8月中旬だというのに白いベールに覆われた恐ろしくも美しい極北の山脈を飛んでいると、怖さに加えてもう死んでも悔いはないという複雑なトランス状態になってくる。これはパイロット特有のものだ。そう、生きているから死んでも悔いはないと思える心理状態を知りつつ、パイロットはやはり生きるために飛び続ける。そしてその先にあるもの、着陸後に待つ、たった一杯の煮詰まったまずいコーヒーであっても、それが生きて帰ってきたという最大級の安堵の証であり、生の実感を誰よりも深く味わえることを知っているから飛び続けるのである。例え誰からの賞賛がなくても・・

ジョンリバーが見えてくる、アナクトブックパスまではあと30マイル。雲の高さは徐々に上がってきていて山脈のほかの場所よりも天気がよい、なぜ海岸沿いに住んでいたはずのエスキモーがここに移り住んできたのかがわかる、ここはきっと山脈中もっとも天気がよい場所に違いない。雲は谷を通り、ちぎれ変化を作り、時に日射をもたらす。アナクトブック村上空を通過すると、付近を流れる雲は崩れ太陽の日差しをもたらしていて、その憶測は確信に思えてくる。
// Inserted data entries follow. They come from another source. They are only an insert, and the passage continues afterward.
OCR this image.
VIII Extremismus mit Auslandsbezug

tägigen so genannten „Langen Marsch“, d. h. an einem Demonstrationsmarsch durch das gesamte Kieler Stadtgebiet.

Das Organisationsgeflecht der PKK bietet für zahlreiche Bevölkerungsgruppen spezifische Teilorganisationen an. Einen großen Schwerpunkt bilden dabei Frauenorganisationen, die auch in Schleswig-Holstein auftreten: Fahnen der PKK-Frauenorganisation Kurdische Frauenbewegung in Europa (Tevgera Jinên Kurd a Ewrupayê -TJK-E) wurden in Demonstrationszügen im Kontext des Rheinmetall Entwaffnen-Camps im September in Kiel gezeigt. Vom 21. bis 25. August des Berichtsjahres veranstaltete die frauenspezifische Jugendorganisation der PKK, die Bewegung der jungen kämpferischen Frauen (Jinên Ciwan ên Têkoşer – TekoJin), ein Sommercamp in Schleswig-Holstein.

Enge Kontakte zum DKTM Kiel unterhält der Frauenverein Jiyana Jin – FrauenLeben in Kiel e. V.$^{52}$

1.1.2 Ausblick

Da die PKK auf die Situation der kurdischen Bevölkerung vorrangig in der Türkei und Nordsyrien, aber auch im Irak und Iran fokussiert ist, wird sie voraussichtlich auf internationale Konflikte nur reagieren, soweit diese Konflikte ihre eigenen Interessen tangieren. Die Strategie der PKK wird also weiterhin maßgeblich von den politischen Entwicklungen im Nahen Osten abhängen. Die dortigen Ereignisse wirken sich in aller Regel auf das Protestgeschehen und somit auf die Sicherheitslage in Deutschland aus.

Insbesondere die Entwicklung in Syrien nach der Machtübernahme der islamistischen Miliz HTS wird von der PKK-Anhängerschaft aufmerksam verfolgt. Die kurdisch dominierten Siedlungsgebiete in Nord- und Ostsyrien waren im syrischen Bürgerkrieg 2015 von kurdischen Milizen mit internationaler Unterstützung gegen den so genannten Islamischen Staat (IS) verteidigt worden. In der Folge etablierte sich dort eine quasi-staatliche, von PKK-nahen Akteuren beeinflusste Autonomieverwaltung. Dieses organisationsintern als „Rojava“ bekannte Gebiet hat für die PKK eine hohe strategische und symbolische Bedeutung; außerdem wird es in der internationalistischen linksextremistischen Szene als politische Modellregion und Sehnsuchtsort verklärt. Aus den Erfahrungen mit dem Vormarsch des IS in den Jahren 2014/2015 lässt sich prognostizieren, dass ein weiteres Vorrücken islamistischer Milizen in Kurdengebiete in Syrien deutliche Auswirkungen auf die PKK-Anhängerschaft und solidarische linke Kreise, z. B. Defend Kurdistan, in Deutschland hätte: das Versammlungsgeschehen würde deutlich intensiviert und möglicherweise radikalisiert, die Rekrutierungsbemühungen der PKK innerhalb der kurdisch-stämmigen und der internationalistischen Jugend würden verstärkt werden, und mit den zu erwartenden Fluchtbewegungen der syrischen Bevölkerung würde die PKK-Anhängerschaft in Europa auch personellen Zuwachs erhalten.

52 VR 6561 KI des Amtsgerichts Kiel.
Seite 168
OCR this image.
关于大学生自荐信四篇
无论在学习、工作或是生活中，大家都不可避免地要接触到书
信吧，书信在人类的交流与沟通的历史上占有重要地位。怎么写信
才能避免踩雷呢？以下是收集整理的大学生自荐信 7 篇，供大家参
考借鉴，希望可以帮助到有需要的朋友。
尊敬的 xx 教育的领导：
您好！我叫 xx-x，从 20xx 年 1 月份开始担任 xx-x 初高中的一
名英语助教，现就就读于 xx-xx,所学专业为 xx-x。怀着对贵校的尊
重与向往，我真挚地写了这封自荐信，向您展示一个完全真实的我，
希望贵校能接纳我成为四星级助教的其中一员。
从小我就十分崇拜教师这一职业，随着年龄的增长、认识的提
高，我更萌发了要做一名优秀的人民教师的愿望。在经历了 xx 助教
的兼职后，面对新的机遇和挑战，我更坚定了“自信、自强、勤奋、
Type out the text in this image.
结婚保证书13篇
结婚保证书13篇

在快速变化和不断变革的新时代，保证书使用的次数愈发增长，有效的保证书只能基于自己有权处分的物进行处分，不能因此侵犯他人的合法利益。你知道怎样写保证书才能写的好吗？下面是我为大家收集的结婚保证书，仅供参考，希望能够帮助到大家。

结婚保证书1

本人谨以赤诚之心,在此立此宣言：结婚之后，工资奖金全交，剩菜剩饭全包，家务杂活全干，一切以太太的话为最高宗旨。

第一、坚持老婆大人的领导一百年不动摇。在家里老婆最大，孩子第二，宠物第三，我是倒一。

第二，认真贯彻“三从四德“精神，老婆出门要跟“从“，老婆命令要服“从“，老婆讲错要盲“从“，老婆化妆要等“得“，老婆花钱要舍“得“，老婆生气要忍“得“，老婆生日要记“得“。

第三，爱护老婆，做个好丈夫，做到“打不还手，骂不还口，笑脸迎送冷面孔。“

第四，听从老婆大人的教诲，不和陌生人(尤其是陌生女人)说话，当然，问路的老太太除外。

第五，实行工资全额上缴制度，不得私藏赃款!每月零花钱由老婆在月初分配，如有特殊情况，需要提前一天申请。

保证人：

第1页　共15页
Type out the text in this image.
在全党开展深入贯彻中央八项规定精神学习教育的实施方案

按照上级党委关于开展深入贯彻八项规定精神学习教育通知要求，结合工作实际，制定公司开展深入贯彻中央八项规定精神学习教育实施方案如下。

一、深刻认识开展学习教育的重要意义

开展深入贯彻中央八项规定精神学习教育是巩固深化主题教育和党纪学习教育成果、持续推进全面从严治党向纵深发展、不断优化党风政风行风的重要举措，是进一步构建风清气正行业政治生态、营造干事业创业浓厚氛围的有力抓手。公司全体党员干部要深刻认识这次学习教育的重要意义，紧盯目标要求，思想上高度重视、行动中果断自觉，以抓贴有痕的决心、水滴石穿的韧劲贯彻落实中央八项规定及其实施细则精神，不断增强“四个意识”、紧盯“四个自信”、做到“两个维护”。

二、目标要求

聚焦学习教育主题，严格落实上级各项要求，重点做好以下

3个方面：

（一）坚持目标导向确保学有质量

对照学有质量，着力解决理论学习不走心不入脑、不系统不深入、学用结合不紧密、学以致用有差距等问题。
「このまま、山脈を飛び越えてベテルスまで行ってしまえ」

山脈を貫通しているジョンリバーの天気の良さに勢いづいた俺は、そのまま山脈の南に位置するベテルス村まで飛ぶことにした。そして、もしかしたら今日中にフェアバンクスに戻って旨い飯を喰えるのではないかという甘い期待を感じながら。